Удар — ещё один, пока ветер гуляет по предоставленному пространству никчемной планеты, наигрывая в перерывах между теми самыми «примами» самую настоящую «малую секунду», что уши болят лишь от одного прикосновения холодной порывистой ленты. Это похоже на запах серого промокшего тщетного асфальта после моросящего осеннего дождя; на ливень, что смешан со снегом в январе; и на аромат радуги, отражающейся в радужке глаз, где плещутся остатки кофе и белые-белые бесцветные киты.
И этот настойчивый стук рыжего, словно тэхёновские волосы, мяча, пока тот не оказывается в выкрашенном в красный кольце; пока крутится в худых, но жилистых руках Юнги, заставляя Тэ замереть на одно сплошное мгновение, которое, кажется, исчисляется теми самыми секундами — малыми и большими, потому что обычные — человеческие, уже не играют роли. И это, и правда, завораживает, заставляя эмоции и плескающийся в разноцветных водах восторг взрываться новогодними петардами и брызгами волшебного, льющегося в разные стороны, шампанского; забываться и мечтать снова и снова, пока не надоест — а «не надоест» никогда; и, конечно, по-глупому, но совершенно счастливо улыбнуться такому серьёзному, стоящему там, Юнги, что наполняет когда-то растерзанные лёгкие белыми-белыми, словно снежными и морозными бабочками. Всё это действительно похоже на самую настоящую в этом мире сказку, где часы — это те самые, сыгранные как-то однажды в музыкальном классе, октавы.
Цветы — нежно-жёлтые розы, воткнулись своими корнями в сердце, обвивая и без того хрупкие, поломанные в прошлом надвое рёбра, где будто прописана каждая сыгранная хоть раз нота — и это звучит словно постоянная, не прекращающаяся реприза; глушится, притихает, а затем вновь становится громче и громче, пока не находит свой исчерпывающий сознание пик.
Юнги держит в руках недавно пребывавший в старом баскетбольном кольце и наполовину испачканный в пыли мяч; заразительно улыбается, смотря, кажется, мимо Тэхёна в те самые исписанные черными нотами рёбра.
— Не хочешь попробовать? — Юнги не настаивает, лишь предлагая, наверное, ради чужого внимания и этого взгляда карих глаз, потерянных между поставленными в другом углу крашенными в прошлом году лавочками и парнем, что опять в своей белой футболке и исписанных какими-то детскими узорами шортах — черных-черных, правда.
Мин не удивляется, а лишь слабо спокойно хмыкает, когда видит это умеренное качание головы из сторону в сторону — скорее, смешанное с удивлением, нежели каким-то отвращением. Потому что сегодня Юнги не смотрит за передвижением — порой чертовски быстрым — чужих пальцев, когда те, словно сотворяют новый космос — планету, а затем и сияющие вокруг звёзды; и пока звучит последняя нота, нажатая совсем тихо — весь этот мир, построенный в одно музыкальное мгновение, существует; а затем разрушается осколками септим и терций, возвращая в сухую реальность, смешанную с разочарованиями и пыльными шторками позади, которые вселяют этот «пепел» в лёгкие, до предела впитавшие аромат мелодий этюдов и прелюдий, витавший в воздухе, будто остатками несыгранных страниц в пожелтевшем сборнике; и Юнги, кажется, действительно становится хорошо.
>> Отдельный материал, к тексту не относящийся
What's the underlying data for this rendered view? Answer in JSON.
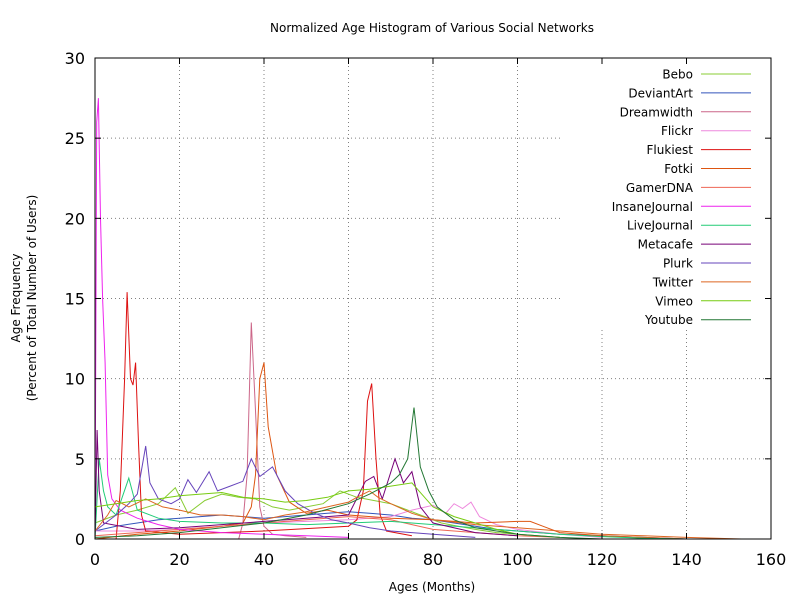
{
  "chart_data": {
    "type": "line",
    "title": "Normalized Age Histogram of Various Social Networks",
    "xlabel": "Ages (Months)",
    "ylabel_line1": "Age Frequency",
    "ylabel_line2": "(Percent of Total Number of Users)",
    "xlim": [
      0,
      160
    ],
    "ylim": [
      0,
      30
    ],
    "xticks": [
      0,
      20,
      40,
      60,
      80,
      100,
      120,
      140,
      160
    ],
    "yticks": [
      0,
      5,
      10,
      15,
      20,
      25,
      30
    ],
    "grid": true,
    "legend_position": "top-right",
    "series": [
      {
        "name": "Bebo",
        "color": "#88cc33",
        "points": [
          [
            0,
            1
          ],
          [
            5,
            1.5
          ],
          [
            10,
            1.8
          ],
          [
            15,
            2.2
          ],
          [
            19,
            3.2
          ],
          [
            22,
            1.6
          ],
          [
            26,
            2.4
          ],
          [
            30,
            2.8
          ],
          [
            34,
            2.6
          ],
          [
            38,
            2.5
          ],
          [
            42,
            2
          ],
          [
            46,
            1.8
          ],
          [
            50,
            2
          ],
          [
            54,
            2.2
          ],
          [
            58,
            3
          ],
          [
            62,
            2.6
          ],
          [
            66,
            2.4
          ],
          [
            70,
            2.2
          ],
          [
            74,
            1.8
          ],
          [
            78,
            1.4
          ],
          [
            82,
            1
          ],
          [
            86,
            0.8
          ],
          [
            90,
            0.6
          ],
          [
            95,
            0.4
          ],
          [
            100,
            0.3
          ]
        ]
      },
      {
        "name": "DeviantArt",
        "color": "#3355bb",
        "points": [
          [
            0,
            0.5
          ],
          [
            5,
            0.8
          ],
          [
            10,
            1
          ],
          [
            15,
            1.2
          ],
          [
            20,
            1.3
          ],
          [
            25,
            1.4
          ],
          [
            30,
            1.5
          ],
          [
            35,
            1.4
          ],
          [
            40,
            1.3
          ],
          [
            45,
            1.4
          ],
          [
            50,
            1.5
          ],
          [
            55,
            1.6
          ],
          [
            60,
            1.7
          ],
          [
            65,
            1.6
          ],
          [
            70,
            1.5
          ],
          [
            75,
            1.3
          ],
          [
            80,
            1.2
          ],
          [
            85,
            1
          ],
          [
            90,
            0.8
          ],
          [
            95,
            0.6
          ],
          [
            100,
            0.5
          ],
          [
            110,
            0.3
          ],
          [
            120,
            0.2
          ],
          [
            130,
            0.1
          ],
          [
            140,
            0
          ]
        ]
      },
      {
        "name": "Dreamwidth",
        "color": "#cc6688",
        "points": [
          [
            34,
            0
          ],
          [
            35,
            1
          ],
          [
            36,
            4
          ],
          [
            37,
            13.5
          ],
          [
            38,
            8
          ],
          [
            39,
            2
          ],
          [
            40,
            0.8
          ],
          [
            42,
            0.3
          ],
          [
            45,
            0.2
          ],
          [
            50,
            0.1
          ]
        ]
      },
      {
        "name": "Flickr",
        "color": "#ee88dd",
        "points": [
          [
            0,
            0.5
          ],
          [
            10,
            0.5
          ],
          [
            20,
            0.6
          ],
          [
            30,
            0.8
          ],
          [
            40,
            1
          ],
          [
            50,
            1.1
          ],
          [
            60,
            1.2
          ],
          [
            70,
            1.4
          ],
          [
            75,
            1.8
          ],
          [
            80,
            2.1
          ],
          [
            83,
            1.6
          ],
          [
            85,
            2.2
          ],
          [
            87,
            1.9
          ],
          [
            89,
            2.3
          ],
          [
            91,
            1.4
          ],
          [
            95,
            0.9
          ],
          [
            100,
            0.6
          ],
          [
            110,
            0.3
          ],
          [
            120,
            0.1
          ]
        ]
      },
      {
        "name": "Flukiest",
        "color": "#dd1111",
        "points": [
          [
            5,
            0
          ],
          [
            6,
            3
          ],
          [
            7,
            10
          ],
          [
            7.6,
            15.4
          ],
          [
            8.4,
            10
          ],
          [
            9,
            9.6
          ],
          [
            9.6,
            11
          ],
          [
            10.3,
            6
          ],
          [
            11,
            1.5
          ],
          [
            12,
            0.5
          ],
          [
            20,
            0.3
          ],
          [
            40,
            0.5
          ],
          [
            60,
            0.8
          ],
          [
            62,
            1.2
          ],
          [
            63.5,
            3
          ],
          [
            64.5,
            8.6
          ],
          [
            65.5,
            9.7
          ],
          [
            66.5,
            5
          ],
          [
            67.5,
            1.5
          ],
          [
            69,
            0.5
          ],
          [
            75,
            0.2
          ]
        ]
      },
      {
        "name": "Fotki",
        "color": "#dd5511",
        "points": [
          [
            0,
            0
          ],
          [
            10,
            0.3
          ],
          [
            20,
            0.5
          ],
          [
            30,
            0.8
          ],
          [
            35,
            1
          ],
          [
            37,
            2
          ],
          [
            38,
            4
          ],
          [
            39,
            10
          ],
          [
            40,
            11
          ],
          [
            41,
            7
          ],
          [
            43,
            4
          ],
          [
            46,
            2.3
          ],
          [
            50,
            1.6
          ],
          [
            55,
            1.8
          ],
          [
            60,
            1.5
          ],
          [
            70,
            1.3
          ],
          [
            80,
            1.2
          ],
          [
            90,
            1
          ],
          [
            100,
            1.1
          ],
          [
            103,
            1.1
          ],
          [
            106,
            0.8
          ],
          [
            110,
            0.4
          ],
          [
            120,
            0.2
          ],
          [
            130,
            0.1
          ],
          [
            140,
            0
          ]
        ]
      },
      {
        "name": "GamerDNA",
        "color": "#ee6655",
        "points": [
          [
            0,
            0.2
          ],
          [
            10,
            0.4
          ],
          [
            20,
            0.6
          ],
          [
            30,
            0.8
          ],
          [
            40,
            1
          ],
          [
            50,
            1.2
          ],
          [
            60,
            1.4
          ],
          [
            65,
            1.3
          ],
          [
            70,
            1.2
          ],
          [
            75,
            0.9
          ],
          [
            80,
            0.6
          ],
          [
            90,
            0.4
          ],
          [
            100,
            0.2
          ],
          [
            110,
            0.1
          ]
        ]
      },
      {
        "name": "InsaneJournal",
        "color": "#ee22ee",
        "points": [
          [
            0,
            0
          ],
          [
            0.4,
            26
          ],
          [
            0.8,
            27.5
          ],
          [
            1.3,
            20
          ],
          [
            1.8,
            15
          ],
          [
            2.4,
            11
          ],
          [
            3,
            4
          ],
          [
            4,
            2.5
          ],
          [
            6,
            1.8
          ],
          [
            10,
            1.3
          ],
          [
            15,
            0.9
          ],
          [
            20,
            0.6
          ],
          [
            30,
            0.4
          ],
          [
            40,
            0.3
          ],
          [
            50,
            0.2
          ],
          [
            60,
            0.1
          ]
        ]
      },
      {
        "name": "LiveJournal",
        "color": "#22cc77",
        "points": [
          [
            0,
            0
          ],
          [
            1,
            5
          ],
          [
            2,
            3
          ],
          [
            3,
            2
          ],
          [
            5,
            1.5
          ],
          [
            8,
            3.8
          ],
          [
            10,
            1.8
          ],
          [
            15,
            1.3
          ],
          [
            20,
            1.1
          ],
          [
            30,
            1
          ],
          [
            40,
            1
          ],
          [
            50,
            0.9
          ],
          [
            60,
            1
          ],
          [
            70,
            1.1
          ],
          [
            80,
            0.9
          ],
          [
            90,
            0.7
          ],
          [
            100,
            0.5
          ],
          [
            110,
            0.3
          ],
          [
            120,
            0.15
          ],
          [
            130,
            0.05
          ],
          [
            140,
            0
          ]
        ]
      },
      {
        "name": "Metacafe",
        "color": "#770077",
        "points": [
          [
            0,
            0
          ],
          [
            0.5,
            6.8
          ],
          [
            1,
            3
          ],
          [
            2,
            1
          ],
          [
            10,
            0.6
          ],
          [
            20,
            0.7
          ],
          [
            30,
            0.9
          ],
          [
            40,
            1.1
          ],
          [
            50,
            1.3
          ],
          [
            60,
            1.5
          ],
          [
            64,
            3.6
          ],
          [
            66,
            3.9
          ],
          [
            68,
            2.5
          ],
          [
            71,
            5
          ],
          [
            73,
            3.5
          ],
          [
            75,
            4.2
          ],
          [
            77,
            2
          ],
          [
            80,
            1
          ],
          [
            90,
            0.4
          ],
          [
            100,
            0.2
          ]
        ]
      },
      {
        "name": "Plurk",
        "color": "#6644bb",
        "points": [
          [
            0,
            0.5
          ],
          [
            5,
            1.5
          ],
          [
            8,
            2.2
          ],
          [
            10,
            2.8
          ],
          [
            12,
            5.8
          ],
          [
            13,
            3.5
          ],
          [
            15,
            2.5
          ],
          [
            18,
            2.2
          ],
          [
            20,
            2.5
          ],
          [
            22,
            3.7
          ],
          [
            24,
            2.9
          ],
          [
            27,
            4.2
          ],
          [
            29,
            3
          ],
          [
            32,
            3.3
          ],
          [
            35,
            3.6
          ],
          [
            37,
            5
          ],
          [
            39,
            3.9
          ],
          [
            42,
            4.5
          ],
          [
            45,
            3
          ],
          [
            48,
            2.2
          ],
          [
            52,
            1.6
          ],
          [
            56,
            1.2
          ],
          [
            60,
            1
          ],
          [
            65,
            0.7
          ],
          [
            70,
            0.5
          ],
          [
            80,
            0.3
          ],
          [
            90,
            0.1
          ]
        ]
      },
      {
        "name": "Twitter",
        "color": "#dd6622",
        "points": [
          [
            0,
            0.5
          ],
          [
            3,
            1.5
          ],
          [
            5,
            2.4
          ],
          [
            8,
            2
          ],
          [
            12,
            2.5
          ],
          [
            16,
            2
          ],
          [
            20,
            1.8
          ],
          [
            25,
            1.5
          ],
          [
            30,
            1.5
          ],
          [
            35,
            1.4
          ],
          [
            40,
            1.2
          ],
          [
            45,
            1.5
          ],
          [
            50,
            1.7
          ],
          [
            55,
            2
          ],
          [
            60,
            2.3
          ],
          [
            62,
            2.6
          ],
          [
            65,
            3
          ],
          [
            67,
            2.6
          ],
          [
            70,
            2.2
          ],
          [
            75,
            1.6
          ],
          [
            80,
            1.2
          ],
          [
            90,
            0.9
          ],
          [
            100,
            0.7
          ],
          [
            110,
            0.5
          ],
          [
            120,
            0.3
          ],
          [
            130,
            0.2
          ],
          [
            140,
            0.1
          ],
          [
            153,
            0
          ]
        ]
      },
      {
        "name": "Vimeo",
        "color": "#77cc11",
        "points": [
          [
            0,
            2
          ],
          [
            5,
            2.2
          ],
          [
            10,
            2.4
          ],
          [
            15,
            2.5
          ],
          [
            20,
            2.7
          ],
          [
            25,
            2.8
          ],
          [
            30,
            2.9
          ],
          [
            35,
            2.6
          ],
          [
            40,
            2.5
          ],
          [
            45,
            2.3
          ],
          [
            50,
            2.4
          ],
          [
            55,
            2.6
          ],
          [
            60,
            3
          ],
          [
            65,
            3.1
          ],
          [
            70,
            3.3
          ],
          [
            75,
            3.5
          ],
          [
            80,
            2
          ],
          [
            85,
            1.4
          ],
          [
            90,
            1
          ],
          [
            95,
            0.6
          ],
          [
            100,
            0.3
          ],
          [
            110,
            0.1
          ]
        ]
      },
      {
        "name": "Youtube",
        "color": "#227733",
        "points": [
          [
            0,
            0.1
          ],
          [
            10,
            0.2
          ],
          [
            20,
            0.4
          ],
          [
            30,
            0.7
          ],
          [
            40,
            1
          ],
          [
            50,
            1.5
          ],
          [
            60,
            2.2
          ],
          [
            65,
            2.8
          ],
          [
            70,
            3.5
          ],
          [
            72,
            4
          ],
          [
            74,
            5
          ],
          [
            75.5,
            8.2
          ],
          [
            77,
            4.5
          ],
          [
            79,
            3
          ],
          [
            81,
            2
          ],
          [
            85,
            1.2
          ],
          [
            90,
            0.7
          ],
          [
            100,
            0.3
          ],
          [
            110,
            0.1
          ],
          [
            120,
            0
          ]
        ]
      }
    ]
  }
}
— А ты знал, что играть в баскетбол равносильно тому, что играть в ансамбле?
На лице Тэ читается лишь это и без лишних слов понятное «что?» или более грубое «что он несёт?» вкупе с вцепившимися длинными пальцами в край деревянной лавки, чья краска уже потрескалась на ножках и острых углах, которые уже ни раз видели поцарапанные коленки и порванные девчачьи колготки.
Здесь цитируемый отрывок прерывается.